И леди Камнор стала негромко читать вслух:
– «Как идут дела у Клэр и Гибсона? Вы с презрением отнеслись к моему предложению помочь им соединиться, но я действительно полагаю, что толика сводничества развлечет вас теперь, когда вы оказались заперты в доме. И я по-прежнему уверен, что оба будут счастливы в браке».
– Вот оно что! – воскликнула, смеясь, леди Камнор. – Тебе действительно было неудобно читать эти строки, Клэр. И я не удивляюсь тому, что ты остановилась. Но все-таки ты меня ужасно напугала.

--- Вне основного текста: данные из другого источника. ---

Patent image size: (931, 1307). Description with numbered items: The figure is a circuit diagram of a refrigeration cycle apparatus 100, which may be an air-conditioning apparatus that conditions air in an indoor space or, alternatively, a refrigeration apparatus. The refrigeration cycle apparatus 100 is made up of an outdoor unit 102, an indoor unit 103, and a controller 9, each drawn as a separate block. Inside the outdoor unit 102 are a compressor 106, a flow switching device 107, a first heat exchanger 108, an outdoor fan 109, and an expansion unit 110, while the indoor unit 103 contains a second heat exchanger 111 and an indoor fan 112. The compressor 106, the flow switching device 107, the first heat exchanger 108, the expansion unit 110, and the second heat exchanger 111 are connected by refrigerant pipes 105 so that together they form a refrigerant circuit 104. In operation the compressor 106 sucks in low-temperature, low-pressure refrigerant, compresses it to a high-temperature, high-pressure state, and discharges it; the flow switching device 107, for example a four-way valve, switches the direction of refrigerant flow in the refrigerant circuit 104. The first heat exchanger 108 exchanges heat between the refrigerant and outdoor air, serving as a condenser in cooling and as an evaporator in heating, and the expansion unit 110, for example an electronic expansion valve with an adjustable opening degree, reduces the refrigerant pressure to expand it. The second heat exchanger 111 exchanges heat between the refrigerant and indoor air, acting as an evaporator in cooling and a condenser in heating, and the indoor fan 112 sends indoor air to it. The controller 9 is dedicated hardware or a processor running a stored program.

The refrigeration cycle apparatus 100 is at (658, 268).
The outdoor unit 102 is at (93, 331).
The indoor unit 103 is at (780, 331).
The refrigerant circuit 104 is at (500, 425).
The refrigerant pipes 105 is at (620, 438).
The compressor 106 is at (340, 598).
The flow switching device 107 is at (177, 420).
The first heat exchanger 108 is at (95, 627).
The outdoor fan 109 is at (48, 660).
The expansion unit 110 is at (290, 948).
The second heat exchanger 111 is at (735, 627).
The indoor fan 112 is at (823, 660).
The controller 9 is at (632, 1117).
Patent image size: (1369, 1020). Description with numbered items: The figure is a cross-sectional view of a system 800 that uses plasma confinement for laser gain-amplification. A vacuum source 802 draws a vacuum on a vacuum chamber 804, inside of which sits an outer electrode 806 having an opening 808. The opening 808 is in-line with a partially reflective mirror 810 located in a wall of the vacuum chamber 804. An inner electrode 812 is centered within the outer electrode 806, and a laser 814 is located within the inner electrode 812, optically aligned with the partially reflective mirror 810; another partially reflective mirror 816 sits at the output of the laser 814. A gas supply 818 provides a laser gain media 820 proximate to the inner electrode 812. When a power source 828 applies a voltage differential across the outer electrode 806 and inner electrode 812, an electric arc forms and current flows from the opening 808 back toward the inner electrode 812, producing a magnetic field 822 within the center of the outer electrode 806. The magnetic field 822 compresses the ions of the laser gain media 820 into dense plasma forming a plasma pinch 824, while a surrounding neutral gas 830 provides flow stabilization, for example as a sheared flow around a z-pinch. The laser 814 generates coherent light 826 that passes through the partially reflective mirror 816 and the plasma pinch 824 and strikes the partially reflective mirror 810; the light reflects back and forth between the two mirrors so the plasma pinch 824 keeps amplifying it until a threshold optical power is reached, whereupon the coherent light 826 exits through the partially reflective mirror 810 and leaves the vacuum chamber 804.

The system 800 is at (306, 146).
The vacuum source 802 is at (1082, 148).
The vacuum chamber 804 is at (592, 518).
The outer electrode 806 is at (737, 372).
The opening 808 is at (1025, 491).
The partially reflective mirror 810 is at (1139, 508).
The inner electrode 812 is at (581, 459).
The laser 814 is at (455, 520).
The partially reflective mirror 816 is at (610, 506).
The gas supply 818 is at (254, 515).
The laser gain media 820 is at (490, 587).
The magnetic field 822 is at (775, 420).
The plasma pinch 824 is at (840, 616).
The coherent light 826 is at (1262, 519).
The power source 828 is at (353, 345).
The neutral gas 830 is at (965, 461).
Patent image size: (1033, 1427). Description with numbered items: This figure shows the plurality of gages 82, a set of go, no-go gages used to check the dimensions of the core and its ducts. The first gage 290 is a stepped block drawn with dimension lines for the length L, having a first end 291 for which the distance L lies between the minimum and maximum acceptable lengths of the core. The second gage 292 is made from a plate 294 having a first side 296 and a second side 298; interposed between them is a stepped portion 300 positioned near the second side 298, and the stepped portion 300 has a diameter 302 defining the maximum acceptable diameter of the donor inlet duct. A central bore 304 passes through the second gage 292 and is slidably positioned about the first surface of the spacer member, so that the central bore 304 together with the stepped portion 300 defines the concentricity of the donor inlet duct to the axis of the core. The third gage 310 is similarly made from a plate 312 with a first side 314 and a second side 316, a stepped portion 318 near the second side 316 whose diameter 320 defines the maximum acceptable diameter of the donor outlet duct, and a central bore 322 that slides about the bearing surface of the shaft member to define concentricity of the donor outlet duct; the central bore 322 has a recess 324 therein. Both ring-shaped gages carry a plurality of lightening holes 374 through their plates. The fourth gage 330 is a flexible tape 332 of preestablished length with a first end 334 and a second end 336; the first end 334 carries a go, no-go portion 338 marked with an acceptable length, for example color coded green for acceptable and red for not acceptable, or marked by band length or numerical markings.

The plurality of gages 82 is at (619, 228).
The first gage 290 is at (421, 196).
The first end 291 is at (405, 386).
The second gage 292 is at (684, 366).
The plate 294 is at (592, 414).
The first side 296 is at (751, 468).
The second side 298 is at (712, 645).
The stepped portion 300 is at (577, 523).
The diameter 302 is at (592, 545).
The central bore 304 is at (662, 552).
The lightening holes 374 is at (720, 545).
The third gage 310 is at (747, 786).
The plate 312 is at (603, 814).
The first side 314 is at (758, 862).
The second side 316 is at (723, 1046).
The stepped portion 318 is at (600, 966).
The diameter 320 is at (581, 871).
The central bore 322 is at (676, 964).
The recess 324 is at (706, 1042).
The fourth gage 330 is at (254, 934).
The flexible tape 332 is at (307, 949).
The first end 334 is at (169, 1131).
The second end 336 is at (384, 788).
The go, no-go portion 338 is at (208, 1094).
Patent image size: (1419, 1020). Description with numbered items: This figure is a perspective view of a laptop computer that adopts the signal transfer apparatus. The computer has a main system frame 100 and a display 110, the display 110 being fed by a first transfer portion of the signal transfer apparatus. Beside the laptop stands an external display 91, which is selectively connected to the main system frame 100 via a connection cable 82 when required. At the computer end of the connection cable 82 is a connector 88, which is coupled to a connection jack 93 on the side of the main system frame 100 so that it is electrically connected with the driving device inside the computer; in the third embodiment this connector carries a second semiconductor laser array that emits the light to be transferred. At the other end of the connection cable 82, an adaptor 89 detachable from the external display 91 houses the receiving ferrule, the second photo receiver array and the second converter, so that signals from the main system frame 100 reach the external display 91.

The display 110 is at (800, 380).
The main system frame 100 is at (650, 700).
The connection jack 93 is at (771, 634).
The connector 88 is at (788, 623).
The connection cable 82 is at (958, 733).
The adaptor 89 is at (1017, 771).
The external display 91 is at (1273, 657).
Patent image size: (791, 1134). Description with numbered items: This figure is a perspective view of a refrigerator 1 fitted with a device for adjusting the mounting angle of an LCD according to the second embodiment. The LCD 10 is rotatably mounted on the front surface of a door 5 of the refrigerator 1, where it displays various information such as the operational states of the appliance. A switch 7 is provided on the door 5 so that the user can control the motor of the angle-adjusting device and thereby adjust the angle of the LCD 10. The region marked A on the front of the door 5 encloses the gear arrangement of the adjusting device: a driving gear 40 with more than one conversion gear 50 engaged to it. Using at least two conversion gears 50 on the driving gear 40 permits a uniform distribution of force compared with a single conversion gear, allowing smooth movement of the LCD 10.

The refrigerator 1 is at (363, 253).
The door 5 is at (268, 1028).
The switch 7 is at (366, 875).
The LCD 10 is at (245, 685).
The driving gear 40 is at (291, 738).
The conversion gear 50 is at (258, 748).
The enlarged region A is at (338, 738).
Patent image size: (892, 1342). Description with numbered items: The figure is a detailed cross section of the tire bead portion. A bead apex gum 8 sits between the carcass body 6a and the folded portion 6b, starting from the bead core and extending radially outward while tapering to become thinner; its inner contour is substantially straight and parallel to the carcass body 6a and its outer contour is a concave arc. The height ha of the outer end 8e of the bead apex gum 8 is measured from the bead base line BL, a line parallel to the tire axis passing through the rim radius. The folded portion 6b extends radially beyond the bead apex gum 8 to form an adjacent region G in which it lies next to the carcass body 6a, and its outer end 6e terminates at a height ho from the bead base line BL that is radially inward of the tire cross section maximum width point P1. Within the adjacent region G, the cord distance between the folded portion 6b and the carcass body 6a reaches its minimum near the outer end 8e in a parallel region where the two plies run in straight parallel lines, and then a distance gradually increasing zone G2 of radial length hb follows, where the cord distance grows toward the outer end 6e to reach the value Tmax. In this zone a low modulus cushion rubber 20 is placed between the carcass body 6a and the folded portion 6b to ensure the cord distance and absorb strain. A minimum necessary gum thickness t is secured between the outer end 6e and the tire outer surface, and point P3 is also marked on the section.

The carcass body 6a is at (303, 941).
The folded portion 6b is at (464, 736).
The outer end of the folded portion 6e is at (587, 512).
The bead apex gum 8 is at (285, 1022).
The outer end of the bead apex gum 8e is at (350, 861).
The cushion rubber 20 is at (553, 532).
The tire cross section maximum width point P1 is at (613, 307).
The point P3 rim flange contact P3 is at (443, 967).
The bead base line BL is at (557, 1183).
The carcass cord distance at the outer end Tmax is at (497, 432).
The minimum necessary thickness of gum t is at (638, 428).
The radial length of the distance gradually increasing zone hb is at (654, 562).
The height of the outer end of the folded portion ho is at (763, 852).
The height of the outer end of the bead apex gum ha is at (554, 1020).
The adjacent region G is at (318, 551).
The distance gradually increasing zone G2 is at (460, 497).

– Лорд Камнор любит шутить, – отозвалась миссис Киркпатрик, придя в некоторое смятение, потому что распознала правду в его последних словах о том, «что оба будут счастливы в браке». Ей вдруг стало интересно, что думает об этом леди Камнор. Лорд Камнор же писал так, словно у нее и впрямь был такой шанс. Мысль эта не была ей неприятна; на губах женщины заиграла слабая улыбка, пока она сидела подле леди Камнор, которая забылась легким сном.